Description
A predictive model's utility lies in its ability to generalize to data it has not seen. Unfortunately, it is difficult to reliably measure a model's ability to generalize to unseen data since it requires reasoning about the model's interactions with unknown environments. Generalization of deep learning models has been the subject of extensive study for years, but there has been a recent increase in the exploration of generalization metrics to predict the generalization of deep learning models.
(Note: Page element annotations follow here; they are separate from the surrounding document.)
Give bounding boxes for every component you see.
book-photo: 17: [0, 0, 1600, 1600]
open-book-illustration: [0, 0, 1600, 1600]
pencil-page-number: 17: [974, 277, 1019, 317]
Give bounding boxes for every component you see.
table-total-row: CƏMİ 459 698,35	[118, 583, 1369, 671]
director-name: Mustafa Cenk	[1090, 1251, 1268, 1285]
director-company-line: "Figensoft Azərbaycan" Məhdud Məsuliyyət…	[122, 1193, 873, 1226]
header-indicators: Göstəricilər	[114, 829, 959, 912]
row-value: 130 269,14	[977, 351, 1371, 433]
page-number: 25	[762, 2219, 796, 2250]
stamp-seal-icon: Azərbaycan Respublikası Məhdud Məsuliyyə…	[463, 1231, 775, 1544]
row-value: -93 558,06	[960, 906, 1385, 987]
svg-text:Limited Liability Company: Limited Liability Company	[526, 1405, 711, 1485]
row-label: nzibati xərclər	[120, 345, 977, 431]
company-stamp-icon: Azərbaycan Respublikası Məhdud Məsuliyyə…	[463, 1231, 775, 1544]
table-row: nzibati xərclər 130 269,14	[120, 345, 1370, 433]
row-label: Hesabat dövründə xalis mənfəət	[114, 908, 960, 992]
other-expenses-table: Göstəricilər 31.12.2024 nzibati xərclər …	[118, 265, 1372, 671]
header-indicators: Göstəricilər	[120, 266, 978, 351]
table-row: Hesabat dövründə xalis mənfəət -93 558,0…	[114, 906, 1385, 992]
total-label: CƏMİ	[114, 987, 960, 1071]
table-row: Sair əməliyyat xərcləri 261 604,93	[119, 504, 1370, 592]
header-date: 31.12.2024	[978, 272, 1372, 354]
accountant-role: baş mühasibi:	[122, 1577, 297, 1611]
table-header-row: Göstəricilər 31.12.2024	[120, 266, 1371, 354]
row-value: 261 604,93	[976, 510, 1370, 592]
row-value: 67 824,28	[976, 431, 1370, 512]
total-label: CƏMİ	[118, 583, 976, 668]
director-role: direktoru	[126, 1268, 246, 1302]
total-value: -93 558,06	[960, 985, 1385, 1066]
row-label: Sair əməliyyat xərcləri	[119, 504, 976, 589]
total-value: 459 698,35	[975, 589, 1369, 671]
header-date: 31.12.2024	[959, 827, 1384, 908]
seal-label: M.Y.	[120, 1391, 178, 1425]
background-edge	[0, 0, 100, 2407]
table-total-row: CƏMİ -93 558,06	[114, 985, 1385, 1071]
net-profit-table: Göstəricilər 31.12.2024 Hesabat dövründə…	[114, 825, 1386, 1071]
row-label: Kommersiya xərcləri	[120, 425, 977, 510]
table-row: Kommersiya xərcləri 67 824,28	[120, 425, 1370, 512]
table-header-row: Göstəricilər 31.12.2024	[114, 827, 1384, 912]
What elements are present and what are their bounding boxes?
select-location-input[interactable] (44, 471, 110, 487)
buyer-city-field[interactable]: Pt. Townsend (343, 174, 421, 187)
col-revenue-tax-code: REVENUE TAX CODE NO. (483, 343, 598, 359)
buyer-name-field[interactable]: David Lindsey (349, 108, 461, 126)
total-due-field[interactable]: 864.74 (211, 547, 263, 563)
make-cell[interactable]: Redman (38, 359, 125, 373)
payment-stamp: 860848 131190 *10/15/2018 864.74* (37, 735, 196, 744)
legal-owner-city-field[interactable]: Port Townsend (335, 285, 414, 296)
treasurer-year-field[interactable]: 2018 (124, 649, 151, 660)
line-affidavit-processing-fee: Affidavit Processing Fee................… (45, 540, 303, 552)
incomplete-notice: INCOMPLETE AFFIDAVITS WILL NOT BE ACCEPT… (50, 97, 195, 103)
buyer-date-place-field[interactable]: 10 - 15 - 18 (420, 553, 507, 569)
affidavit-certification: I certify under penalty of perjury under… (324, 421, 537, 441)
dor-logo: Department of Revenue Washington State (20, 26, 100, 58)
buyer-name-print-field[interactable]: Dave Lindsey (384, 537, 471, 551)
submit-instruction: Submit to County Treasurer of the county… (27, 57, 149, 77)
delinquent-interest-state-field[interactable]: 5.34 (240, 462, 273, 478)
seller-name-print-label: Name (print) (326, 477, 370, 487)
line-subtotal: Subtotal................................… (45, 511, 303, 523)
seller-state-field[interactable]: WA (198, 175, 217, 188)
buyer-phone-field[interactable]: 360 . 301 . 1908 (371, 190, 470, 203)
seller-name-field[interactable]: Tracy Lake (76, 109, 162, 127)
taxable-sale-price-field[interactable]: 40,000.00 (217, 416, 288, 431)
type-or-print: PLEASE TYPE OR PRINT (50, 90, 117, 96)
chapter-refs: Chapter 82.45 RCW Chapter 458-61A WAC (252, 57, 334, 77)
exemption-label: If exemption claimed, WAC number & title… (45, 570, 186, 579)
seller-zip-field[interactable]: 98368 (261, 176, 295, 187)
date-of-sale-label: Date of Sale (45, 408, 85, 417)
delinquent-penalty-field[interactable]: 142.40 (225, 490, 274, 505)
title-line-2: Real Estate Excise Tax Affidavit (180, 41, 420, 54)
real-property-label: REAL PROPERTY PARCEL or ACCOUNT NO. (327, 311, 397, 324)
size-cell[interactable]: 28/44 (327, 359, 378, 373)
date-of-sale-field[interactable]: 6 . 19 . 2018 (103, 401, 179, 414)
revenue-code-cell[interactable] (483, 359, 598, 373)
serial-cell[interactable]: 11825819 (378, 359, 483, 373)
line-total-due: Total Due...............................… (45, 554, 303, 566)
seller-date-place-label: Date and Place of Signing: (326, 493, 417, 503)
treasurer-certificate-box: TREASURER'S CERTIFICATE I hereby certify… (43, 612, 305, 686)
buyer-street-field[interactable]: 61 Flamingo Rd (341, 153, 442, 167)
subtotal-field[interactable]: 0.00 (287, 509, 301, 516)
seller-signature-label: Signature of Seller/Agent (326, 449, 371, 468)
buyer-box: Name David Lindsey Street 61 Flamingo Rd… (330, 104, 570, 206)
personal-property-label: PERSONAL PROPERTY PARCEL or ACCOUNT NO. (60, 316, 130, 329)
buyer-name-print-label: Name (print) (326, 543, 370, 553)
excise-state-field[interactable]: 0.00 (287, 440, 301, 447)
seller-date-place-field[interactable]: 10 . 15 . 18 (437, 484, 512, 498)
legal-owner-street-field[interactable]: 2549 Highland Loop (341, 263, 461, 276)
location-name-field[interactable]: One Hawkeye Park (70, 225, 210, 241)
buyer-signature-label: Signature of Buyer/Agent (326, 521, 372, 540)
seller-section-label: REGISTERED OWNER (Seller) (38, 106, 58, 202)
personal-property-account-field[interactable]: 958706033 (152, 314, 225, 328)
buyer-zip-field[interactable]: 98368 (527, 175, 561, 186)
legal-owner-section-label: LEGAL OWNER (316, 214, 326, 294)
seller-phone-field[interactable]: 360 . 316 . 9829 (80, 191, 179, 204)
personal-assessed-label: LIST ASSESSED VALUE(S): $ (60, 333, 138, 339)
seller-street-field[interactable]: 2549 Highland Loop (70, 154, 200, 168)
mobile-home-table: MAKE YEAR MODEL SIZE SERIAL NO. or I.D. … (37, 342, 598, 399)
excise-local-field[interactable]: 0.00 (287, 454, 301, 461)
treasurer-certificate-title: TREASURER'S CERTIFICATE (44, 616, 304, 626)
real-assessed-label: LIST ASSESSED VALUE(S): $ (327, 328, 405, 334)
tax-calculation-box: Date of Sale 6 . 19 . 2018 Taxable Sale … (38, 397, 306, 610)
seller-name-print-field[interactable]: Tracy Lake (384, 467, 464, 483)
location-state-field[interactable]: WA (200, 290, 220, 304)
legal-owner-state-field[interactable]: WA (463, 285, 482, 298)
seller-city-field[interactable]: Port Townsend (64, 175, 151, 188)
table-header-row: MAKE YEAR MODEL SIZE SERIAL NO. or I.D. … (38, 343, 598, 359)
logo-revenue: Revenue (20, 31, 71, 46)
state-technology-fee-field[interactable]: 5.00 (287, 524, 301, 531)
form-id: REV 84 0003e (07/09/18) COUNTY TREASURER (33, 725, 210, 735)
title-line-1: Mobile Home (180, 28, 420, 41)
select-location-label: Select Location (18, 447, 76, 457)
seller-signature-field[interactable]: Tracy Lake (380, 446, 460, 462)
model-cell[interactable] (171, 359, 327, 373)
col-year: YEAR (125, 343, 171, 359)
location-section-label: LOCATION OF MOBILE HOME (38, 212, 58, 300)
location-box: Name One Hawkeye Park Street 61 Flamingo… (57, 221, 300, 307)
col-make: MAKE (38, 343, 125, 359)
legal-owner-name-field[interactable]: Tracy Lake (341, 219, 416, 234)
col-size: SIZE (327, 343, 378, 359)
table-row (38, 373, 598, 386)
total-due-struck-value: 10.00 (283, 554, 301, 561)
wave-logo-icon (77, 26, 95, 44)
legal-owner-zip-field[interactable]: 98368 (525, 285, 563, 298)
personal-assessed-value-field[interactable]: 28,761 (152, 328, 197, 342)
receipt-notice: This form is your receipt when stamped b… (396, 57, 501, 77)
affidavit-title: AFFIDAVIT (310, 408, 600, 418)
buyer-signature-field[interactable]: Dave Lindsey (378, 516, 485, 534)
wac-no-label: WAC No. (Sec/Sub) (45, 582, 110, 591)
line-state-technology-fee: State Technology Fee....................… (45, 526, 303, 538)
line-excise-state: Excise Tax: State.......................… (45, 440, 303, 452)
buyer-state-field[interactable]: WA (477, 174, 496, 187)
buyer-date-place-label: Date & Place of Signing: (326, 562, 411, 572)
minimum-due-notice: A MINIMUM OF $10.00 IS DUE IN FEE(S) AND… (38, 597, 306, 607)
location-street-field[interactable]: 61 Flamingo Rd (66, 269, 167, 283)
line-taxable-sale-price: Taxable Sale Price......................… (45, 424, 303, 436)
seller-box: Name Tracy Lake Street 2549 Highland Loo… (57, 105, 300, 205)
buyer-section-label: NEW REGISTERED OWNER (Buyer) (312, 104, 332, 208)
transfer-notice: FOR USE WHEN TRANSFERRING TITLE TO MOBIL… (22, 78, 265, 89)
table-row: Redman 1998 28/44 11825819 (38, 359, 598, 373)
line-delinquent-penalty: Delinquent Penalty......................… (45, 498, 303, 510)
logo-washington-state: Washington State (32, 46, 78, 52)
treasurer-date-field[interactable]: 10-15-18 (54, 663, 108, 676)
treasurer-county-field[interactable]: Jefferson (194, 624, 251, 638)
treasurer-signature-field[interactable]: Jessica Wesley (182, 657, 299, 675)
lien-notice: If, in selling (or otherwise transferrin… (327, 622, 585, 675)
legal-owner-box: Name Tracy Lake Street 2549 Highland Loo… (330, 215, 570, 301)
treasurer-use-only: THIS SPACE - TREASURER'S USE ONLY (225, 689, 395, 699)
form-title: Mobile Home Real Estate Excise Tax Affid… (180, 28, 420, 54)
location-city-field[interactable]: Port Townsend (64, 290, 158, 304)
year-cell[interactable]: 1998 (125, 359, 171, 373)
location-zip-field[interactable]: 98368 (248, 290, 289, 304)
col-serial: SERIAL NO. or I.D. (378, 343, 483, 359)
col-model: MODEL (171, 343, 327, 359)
While prior work in generalization metrics has been dominated by computer vision, in this work, we conduct one of the first analyses of generalization metrics in natural language processing (NLP). We study 36 generalization metrics spanning various motivations/theories with the goal of understanding the degree to which each metric is appropriate for use in predicting the generalization of models common in NLP. We particularly focus on shape metrics (generalization metrics derived from the shape of the empirical distribution of eigenvalues of weight correlation matrices) and are among the first to consider out-of-distribution generalization when evaluating the effectiveness generalization metrics.
We find that shape metrics are a promising category of generalization metrics, as they are the best metrics among those we consider at predicting generalization performance throughout training and show characteristics of being "ideal" generalization metrics. Interestingly, many of the generalization metrics we consider exhibit a behavior reminiscent of the Simpson's paradox when related to generalization performance. Moreover, the generalization metrics we consider are generally robust to changes in data distribution. However, there are signs this robustness is limited.